Dos 1.441 paranaenses que esperam por um rim, 321 são de Londrina e região, o que representa 22% do total. De janeiro a dezembro do ano passado, o Hospital Evangélico e a Santa Casa realizaram 38 transplantes de rim, somando-se os doadores vivos e os falecidos. Segundo a chefe da Central de Transplantes da Regional Norte, Ogle Beatriz Bacchi de Souza, as doações no Paraná vêm aumentando, mas o potencial de crescimento ainda é bastante expressivo. "No ano passado, dos 195 potenciais doadores identificados [de todos os órgãos], 66 se transformaram em doadores. Melhorou muito, foi um marco histórico. O maior marco até então havia sido 37, mas ainda tem uma possibilidade grande de doadores", disse Ogle.
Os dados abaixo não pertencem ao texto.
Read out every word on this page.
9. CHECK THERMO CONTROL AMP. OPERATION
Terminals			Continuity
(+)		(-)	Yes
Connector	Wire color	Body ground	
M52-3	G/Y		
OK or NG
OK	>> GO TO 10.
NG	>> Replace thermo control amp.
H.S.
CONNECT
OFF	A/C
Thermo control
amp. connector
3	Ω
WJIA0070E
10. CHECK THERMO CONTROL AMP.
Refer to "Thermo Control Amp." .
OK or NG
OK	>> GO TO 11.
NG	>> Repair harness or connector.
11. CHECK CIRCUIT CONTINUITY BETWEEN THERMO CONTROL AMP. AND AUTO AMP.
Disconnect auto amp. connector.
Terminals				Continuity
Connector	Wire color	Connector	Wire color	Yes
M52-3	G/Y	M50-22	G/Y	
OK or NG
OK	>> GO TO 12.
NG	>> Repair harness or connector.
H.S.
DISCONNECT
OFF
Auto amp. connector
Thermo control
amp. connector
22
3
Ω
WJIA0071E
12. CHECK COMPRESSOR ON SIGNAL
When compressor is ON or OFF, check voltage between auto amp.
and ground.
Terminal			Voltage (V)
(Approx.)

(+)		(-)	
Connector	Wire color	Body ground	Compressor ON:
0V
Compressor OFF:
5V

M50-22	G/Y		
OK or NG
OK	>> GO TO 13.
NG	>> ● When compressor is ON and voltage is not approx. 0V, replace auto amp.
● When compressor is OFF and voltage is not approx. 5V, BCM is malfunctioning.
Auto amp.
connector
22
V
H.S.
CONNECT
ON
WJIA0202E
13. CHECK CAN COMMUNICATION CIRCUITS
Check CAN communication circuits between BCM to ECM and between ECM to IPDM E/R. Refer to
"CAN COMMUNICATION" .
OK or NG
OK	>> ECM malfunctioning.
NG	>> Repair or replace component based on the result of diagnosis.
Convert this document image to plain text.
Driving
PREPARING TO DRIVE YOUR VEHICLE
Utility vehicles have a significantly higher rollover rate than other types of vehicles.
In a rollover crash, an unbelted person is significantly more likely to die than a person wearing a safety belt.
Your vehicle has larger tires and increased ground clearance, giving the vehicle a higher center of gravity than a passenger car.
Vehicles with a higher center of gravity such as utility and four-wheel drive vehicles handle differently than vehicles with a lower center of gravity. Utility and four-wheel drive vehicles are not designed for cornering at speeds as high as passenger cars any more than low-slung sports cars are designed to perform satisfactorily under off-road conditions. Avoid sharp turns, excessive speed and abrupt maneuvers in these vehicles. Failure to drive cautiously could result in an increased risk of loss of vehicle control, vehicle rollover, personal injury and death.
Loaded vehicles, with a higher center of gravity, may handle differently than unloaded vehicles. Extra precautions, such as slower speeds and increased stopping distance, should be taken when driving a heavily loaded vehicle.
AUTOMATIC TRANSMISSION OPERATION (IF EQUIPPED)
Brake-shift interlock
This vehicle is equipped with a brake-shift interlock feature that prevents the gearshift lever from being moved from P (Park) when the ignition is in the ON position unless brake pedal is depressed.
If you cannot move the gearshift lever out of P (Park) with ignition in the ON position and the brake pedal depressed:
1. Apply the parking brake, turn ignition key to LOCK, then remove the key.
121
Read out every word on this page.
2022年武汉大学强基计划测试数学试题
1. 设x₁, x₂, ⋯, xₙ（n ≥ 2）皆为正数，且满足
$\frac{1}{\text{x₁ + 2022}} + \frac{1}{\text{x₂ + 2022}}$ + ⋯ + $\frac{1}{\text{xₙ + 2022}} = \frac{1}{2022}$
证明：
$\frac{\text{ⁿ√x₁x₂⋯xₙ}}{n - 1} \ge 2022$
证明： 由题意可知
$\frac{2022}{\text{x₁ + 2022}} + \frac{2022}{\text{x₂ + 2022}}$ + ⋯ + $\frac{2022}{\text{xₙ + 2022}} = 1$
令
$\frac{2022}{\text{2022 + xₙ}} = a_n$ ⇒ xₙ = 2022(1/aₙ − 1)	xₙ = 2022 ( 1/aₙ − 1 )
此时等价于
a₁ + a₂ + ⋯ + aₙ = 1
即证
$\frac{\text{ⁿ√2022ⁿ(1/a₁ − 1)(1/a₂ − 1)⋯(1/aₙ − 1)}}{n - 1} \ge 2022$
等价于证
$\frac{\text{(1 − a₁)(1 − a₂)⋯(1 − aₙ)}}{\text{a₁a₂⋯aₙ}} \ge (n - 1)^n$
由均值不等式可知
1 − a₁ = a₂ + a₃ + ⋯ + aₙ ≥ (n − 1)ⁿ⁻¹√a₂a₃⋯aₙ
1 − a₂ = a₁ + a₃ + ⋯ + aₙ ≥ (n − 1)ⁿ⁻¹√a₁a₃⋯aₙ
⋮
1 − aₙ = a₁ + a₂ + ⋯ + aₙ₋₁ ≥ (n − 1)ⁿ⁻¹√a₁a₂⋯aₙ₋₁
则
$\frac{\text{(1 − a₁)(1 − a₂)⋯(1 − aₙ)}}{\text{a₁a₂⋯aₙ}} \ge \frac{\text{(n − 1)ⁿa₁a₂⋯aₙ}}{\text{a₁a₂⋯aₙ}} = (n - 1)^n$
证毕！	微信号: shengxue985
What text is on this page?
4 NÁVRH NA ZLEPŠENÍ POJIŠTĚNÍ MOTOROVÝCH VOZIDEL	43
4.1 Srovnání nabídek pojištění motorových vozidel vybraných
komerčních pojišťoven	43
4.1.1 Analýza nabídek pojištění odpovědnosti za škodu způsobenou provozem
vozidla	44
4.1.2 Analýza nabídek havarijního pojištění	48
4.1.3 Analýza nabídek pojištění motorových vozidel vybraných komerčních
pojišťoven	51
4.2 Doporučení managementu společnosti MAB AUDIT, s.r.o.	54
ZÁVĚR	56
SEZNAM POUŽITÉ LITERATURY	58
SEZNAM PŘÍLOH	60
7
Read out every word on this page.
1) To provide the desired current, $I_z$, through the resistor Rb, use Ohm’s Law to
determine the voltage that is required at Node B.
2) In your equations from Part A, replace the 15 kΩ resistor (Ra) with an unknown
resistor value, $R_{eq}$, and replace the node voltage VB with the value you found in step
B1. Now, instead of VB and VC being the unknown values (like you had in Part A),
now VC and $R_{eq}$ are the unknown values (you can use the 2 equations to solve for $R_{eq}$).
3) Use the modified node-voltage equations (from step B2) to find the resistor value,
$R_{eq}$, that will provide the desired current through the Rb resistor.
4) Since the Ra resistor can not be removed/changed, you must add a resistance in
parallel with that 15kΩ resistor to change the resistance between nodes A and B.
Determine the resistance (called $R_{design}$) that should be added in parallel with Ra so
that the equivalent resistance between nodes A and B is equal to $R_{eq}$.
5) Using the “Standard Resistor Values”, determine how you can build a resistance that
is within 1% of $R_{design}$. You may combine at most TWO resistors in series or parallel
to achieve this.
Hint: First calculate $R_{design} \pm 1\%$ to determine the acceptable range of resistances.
O Paraná encerrou 2015 com 21 doadores para cada um milhão de habitantes. Em Santa Catarina, foram 32 doadores para cada um milhão de pessoas. "Temos que trabalhar muito ainda, atuando na política de doação e envolvendo e capacitando profissionais. Não é um trabalho só com a família", afirmou a chefe da Central.
O nefrologista Anuar Matni também reconhece a evolução no sistema de transplantes de órgãos. "As centrais de transplante estão mais organizadas. Melhorou a captação de órgãos e a distribuição de medicamentos para evitar a rejeição." (S.S.)